Phase Transformations and Properties Evolution of Alumina-Based Refractory Castables Containing ZnO and SiO2

Abstract

Although most of the studies presented in the literature are focused on MgAl2O4 formation and its role on alumina-based refractories performance, ZnO has been reported as a promising spinel inducer. Aiming to investigate the influence of ZnAl2O4 (ZA) and MgAl2O4 (MA) generation on the properties of alumina-based castables, three vibratable compositions containing calcium aluminate cement or hydratable alumina as binders and 1 wt% of silica fume, were evaluated in this work. Flexural strength, apparent porosity, hot elastic modulus, corrosion cup-tests, thermodynamic simulations, were carried out to analyze the performance of such ceramics. The results indicated that ZnAl2O4 was mainly formed above 800 °C, favoring an earlier sintering of the samples.

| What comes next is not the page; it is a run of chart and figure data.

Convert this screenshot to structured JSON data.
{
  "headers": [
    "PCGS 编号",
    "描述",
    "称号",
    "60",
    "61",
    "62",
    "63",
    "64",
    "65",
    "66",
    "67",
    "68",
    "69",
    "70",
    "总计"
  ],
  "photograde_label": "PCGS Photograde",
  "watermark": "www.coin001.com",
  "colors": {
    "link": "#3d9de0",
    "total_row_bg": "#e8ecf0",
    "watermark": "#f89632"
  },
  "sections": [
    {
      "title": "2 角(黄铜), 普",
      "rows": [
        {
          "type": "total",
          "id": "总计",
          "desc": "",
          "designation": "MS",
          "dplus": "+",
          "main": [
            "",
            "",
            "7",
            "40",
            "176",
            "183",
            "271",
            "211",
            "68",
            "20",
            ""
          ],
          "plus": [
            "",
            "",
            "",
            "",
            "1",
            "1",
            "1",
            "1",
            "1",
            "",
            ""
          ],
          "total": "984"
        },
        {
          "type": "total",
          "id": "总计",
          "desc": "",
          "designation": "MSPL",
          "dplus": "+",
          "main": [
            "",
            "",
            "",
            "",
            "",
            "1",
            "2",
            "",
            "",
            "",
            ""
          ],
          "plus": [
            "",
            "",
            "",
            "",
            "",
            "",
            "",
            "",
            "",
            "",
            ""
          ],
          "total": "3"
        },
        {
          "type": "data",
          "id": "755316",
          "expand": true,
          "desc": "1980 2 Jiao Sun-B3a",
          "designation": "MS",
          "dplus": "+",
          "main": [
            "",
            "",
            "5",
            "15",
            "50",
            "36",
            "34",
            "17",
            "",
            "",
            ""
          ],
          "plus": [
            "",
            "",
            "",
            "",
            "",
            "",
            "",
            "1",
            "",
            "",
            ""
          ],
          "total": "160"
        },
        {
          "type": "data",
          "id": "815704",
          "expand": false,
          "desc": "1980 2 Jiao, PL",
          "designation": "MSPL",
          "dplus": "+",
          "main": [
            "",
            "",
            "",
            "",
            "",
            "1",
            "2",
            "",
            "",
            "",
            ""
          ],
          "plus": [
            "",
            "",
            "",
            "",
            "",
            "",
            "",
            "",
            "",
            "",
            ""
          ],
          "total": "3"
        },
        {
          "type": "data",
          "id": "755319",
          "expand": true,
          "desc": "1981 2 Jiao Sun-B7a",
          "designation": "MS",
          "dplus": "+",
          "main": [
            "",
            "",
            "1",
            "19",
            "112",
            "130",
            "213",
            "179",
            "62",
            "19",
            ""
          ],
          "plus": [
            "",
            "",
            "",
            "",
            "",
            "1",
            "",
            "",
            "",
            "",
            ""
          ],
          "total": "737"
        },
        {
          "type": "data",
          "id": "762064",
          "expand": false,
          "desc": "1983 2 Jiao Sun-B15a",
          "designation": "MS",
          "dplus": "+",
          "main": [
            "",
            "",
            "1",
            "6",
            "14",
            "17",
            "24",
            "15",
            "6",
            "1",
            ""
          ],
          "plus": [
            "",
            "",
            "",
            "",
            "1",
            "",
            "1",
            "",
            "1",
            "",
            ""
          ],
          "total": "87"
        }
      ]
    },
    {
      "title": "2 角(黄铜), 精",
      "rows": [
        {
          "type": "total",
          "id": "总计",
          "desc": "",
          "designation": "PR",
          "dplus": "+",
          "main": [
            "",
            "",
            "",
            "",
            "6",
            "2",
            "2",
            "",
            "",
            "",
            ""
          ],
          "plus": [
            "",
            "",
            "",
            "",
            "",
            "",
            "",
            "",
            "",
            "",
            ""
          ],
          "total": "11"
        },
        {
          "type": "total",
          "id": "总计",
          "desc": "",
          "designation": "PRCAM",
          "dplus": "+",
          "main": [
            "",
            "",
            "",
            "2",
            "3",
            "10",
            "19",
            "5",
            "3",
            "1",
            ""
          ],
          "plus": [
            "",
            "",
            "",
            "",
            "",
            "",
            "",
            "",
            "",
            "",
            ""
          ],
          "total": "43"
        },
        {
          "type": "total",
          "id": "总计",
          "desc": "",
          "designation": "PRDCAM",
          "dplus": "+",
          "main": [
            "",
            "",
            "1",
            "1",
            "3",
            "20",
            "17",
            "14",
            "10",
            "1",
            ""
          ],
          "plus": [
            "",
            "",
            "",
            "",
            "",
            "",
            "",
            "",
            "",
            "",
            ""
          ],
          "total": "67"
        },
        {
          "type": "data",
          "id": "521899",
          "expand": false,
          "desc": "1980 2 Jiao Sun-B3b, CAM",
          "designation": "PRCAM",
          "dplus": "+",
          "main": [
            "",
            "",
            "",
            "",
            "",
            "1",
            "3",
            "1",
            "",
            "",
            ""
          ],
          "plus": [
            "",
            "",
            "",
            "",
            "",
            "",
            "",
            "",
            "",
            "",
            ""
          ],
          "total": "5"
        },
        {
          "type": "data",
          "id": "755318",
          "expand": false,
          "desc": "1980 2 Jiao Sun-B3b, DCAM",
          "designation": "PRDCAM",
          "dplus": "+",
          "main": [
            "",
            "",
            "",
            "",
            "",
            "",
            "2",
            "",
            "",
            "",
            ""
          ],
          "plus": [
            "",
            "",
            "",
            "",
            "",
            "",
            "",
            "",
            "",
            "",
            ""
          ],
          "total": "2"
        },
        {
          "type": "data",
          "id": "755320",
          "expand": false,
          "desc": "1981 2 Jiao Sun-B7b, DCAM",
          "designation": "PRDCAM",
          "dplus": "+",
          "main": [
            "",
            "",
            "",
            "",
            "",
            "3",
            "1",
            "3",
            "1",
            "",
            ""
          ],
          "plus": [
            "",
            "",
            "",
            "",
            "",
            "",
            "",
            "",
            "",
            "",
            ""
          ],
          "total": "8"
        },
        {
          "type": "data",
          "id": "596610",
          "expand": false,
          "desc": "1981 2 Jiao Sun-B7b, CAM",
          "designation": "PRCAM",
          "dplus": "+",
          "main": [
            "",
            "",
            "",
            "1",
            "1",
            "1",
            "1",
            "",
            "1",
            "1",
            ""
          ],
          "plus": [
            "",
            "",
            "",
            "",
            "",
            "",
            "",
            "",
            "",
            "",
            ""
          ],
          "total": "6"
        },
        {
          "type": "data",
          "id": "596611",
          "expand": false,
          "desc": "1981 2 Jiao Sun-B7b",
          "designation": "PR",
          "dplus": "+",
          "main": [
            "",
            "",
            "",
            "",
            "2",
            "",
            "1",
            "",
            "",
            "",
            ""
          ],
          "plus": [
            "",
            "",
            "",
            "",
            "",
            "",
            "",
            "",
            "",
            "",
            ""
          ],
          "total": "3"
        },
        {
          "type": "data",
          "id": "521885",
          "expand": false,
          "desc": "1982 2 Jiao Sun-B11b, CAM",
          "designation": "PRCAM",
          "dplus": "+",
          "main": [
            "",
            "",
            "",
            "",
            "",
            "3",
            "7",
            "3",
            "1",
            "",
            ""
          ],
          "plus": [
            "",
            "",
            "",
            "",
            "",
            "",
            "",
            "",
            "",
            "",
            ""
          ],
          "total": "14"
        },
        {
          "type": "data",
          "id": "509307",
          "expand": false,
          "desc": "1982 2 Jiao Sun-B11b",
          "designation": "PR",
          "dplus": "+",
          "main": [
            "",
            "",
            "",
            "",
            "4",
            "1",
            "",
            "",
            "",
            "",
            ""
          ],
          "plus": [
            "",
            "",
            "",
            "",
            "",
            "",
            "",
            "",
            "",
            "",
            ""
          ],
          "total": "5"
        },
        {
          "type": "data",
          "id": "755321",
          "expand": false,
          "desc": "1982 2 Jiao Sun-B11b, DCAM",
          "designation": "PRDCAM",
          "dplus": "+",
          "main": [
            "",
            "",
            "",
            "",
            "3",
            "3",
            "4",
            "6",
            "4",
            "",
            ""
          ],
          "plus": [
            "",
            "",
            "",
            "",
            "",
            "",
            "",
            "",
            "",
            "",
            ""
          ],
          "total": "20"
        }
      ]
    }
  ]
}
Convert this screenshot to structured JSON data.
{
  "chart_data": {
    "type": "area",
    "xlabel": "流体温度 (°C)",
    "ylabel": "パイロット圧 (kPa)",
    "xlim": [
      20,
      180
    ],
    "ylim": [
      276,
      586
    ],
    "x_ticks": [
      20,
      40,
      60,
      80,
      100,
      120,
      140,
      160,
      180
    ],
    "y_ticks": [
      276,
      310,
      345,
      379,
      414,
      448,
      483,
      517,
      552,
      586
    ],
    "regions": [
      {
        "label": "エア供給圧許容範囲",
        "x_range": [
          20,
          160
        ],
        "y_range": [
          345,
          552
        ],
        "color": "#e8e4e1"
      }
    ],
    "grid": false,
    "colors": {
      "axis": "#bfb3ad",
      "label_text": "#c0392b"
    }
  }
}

Besides that, the softening of the castables was observed above 1200 °C, which resulted in the elastic modulus decay of the samples during their first heating cycle due to the formation of SiO2-rich liquid phase in the resulting microstructure. Cement-free samples obtained after calcination (600 °C for 5h) presented enhanced corrosion resistance when placed in contact with molten slag at 1500°C. Although, silica fume addition to the castables negatively affected their corrosion performance, it helped to counterbalance the expansion associated with the spinel and calcium aluminates formation.